Reino Unido quer cortar impostos às empresas para que não temam o Brexit

A primeira-ministra britânica está à procura de apoio de várias empresas e pede para que confiem no Reino Unido, apesar do impasse em que o país se encontra.

A chefe do governo britânico, Theresa May, anunciou esta segunda-feira um plano para que o Reino Unido se torne “o país mais atrativo do mundo para se fazer negócios assim que sair da União Europeia”.

Durante a Confederação da Indústria Britânica (CBI em inglês), uma das principais organizações empresariais do país, a primeira-ministra pediu às empresas que continuem a confiar no país mesmo nas circunstâncias de incerteza em que se encontra atualmente.

Os investimentos das marcas Nissan, Jaguar Land Rover, GSK, SoftBank, Apple, Google e Facebook, divulgados nas últimas semanas, serviram como exemplo para May ilustrar a boa relação do Reino Unido com o setor empresarial.

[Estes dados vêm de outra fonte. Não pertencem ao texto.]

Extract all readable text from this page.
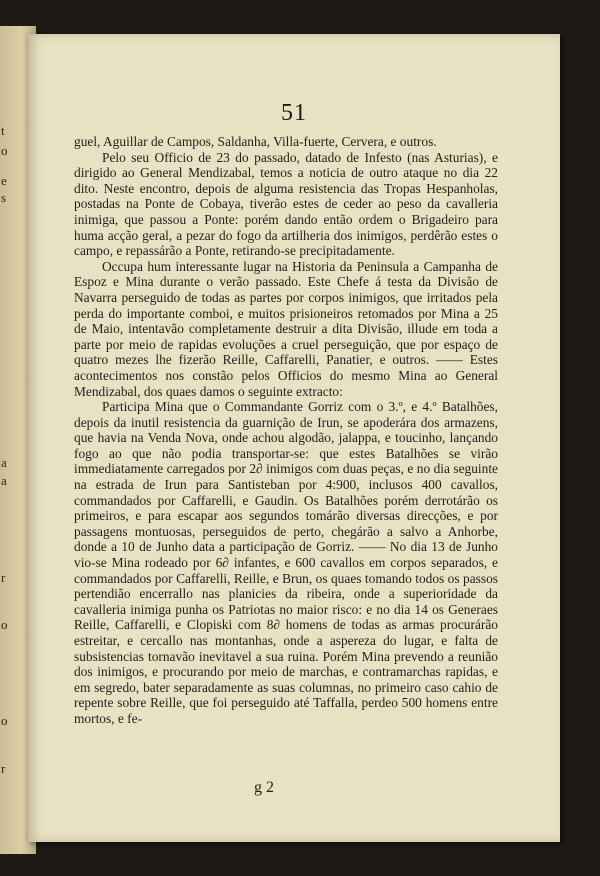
t
o
e
s
a
a
r
o
o
r
51

guel, Aguillar de Campos, Saldanha, Villa-fuerte, Cervera, e outros.

Pelo seu Officio de 23 do passado, datado de Infesto (nas Asturias), e dirigido ao General Mendizabal, temos a noticia de outro ataque no dia 22 dito. Neste encontro, depois de alguma resistencia das Tropas Hespanholas, postadas na Ponte de Cobaya, tiverão estes de ceder ao peso da cavalleria inimiga, que passou a Ponte: porém dando então ordem o Brigadeiro para huma acção geral, a pezar do fogo da artilheria dos inimigos, perdêrão estes o campo, e repassárão a Ponte, retirando-se precipitadamente.

Occupa hum interessante lugar na Historia da Peninsula a Campanha de Espoz e Mina durante o verão passado. Este Chefe á testa da Divisão de Navarra perseguido de todas as partes por corpos inimigos, que irritados pela perda do importante comboi, e muitos prisioneiros retomados por Mina a 25 de Maio, intentavão completamente destruir a dita Divisão, illude em toda a parte por meio de rapidas evoluções a cruel perseguição, que por espaço de quatro mezes lhe fizerão Reille, Caffarelli, Panatier, e outros. —— Estes acontecimentos nos constão pelos Officios do mesmo Mina ao General Mendizabal, dos quaes damos o seguinte extracto:

Participa Mina que o Commandante Gorriz com o 3.º, e 4.º Batalhões, depois da inutil resistencia da guarnição de Irun, se apoderára dos armazens, que havia na Venda Nova, onde achou algodão, jalappa, e toucinho, lançando fogo ao que não podia transportar-se: que estes Batalhões se virão immediatamente carregados por 2∂ inimigos com duas peças, e no dia seguinte na estrada de Irun para Santisteban por 4:900, inclusos 400 cavallos, commandados por Caffarelli, e Gaudin. Os Batalhões porém derrotárão os primeiros, e para escapar aos segundos tomárão diversas direcções, e por passagens montuosas, perseguidos de perto, chegárão a salvo a Anhorbe, donde a 10 de Junho data a participação de Gorriz. —— No dia 13 de Junho vio-se Mina rodeado por 6∂ infantes, e 600 cavallos em corpos separados, e commandados por Caffarelli, Reille, e Brun, os quaes tomando todos os passos pertendião encerrallo nas planicies da ribeira, onde a superioridade da cavalleria inimiga punha os Patriotas no maior risco: e no dia 14 os Generaes Reille, Caffarelli, e Clopiski com 8∂ homens de todas as armas procurárão estreitar, e cercallo nas montanhas, onde a aspereza do lugar, e falta de subsistencias tornavão inevitavel a sua ruina. Porém Mina prevendo a reunião dos inimigos, e procurando por meio de marchas, e contramarchas rapidas, e em segredo, bater separadamente as suas columnas, no primeiro caso cahio de repente sobre Reille, que foi perseguido até Taffalla, perdeo 500 homens entre mortos, e fe-

g 2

Em declarações aos milhares de empresários que marcaram presença na CBI, a líder do governo explicou que, para continuar a atrair investimento, vai dar mais apoio público à área da investigação e reduzir os impostos às empresas. Segundo Theresa May, o seu governo vai investir cerca de dois mil milhões de libras por ano (2.340 milhões de euros) para apoiar projetos de I&D.

“Agora queremos ir mais longe, e ver como tornar o nosso apoio mais eficiente, porque o meu desejo não é apenas que o Reino Unido tenha o imposto empresarial mais baixo do G20, mas ter também um sistema fiscal que seja profundamente favorável à inovação”, sublinhou Theresa May, na cidade de Londres.

De acordo com o jornal “The Guardian” desta manhã, essa redução dos impostos pagos pelas empresas seria superior ao ponto de ir ao encontro dos cortes propostos nos EUA (de 35% para 15%). A agência “Reuters” noticiou entretanto que se tratava de “especulação”, nas palavras do porta-voz da primeira-ministra. Recorde-se que entre os cortes já anunciados pela primeira-ministra do Reino Unido está a redução do imposto similar ao português IRC para 17% até 2020.

O discurso da líder do executivo não teve apenas palavras de apoio aos gestores e investidores presentes. May aproveitou a ocasião para criticar alguns dos “excessos de uns quantos, que estragam a reputação de todos os negócios”.

Nesse sentido, a governante vai apresentar um plano para reformar o modelo de gestão corporativa no Reino Unido e evitar abusos: “Vamos lançar um processo consultiva para ouvir opiniões sobre as reformas do pagamento dos executivos, aumentar a sua responsabilidade com os acionistas e dar mais voz aos trabalhadores nos conselhos de administração das empresas”, disse.

Sobre este tema, o presidente da CBI, Paul Drechsler, realçou que o governo deve criar medidas para evitar o “precipício” do Brexit, remetendo o discurso para os efeitos que poderá ter, de um dia para o outro, as empresas deixarem de ter acesso ao mercado europeu quando ainda estiverem a concluir negociações.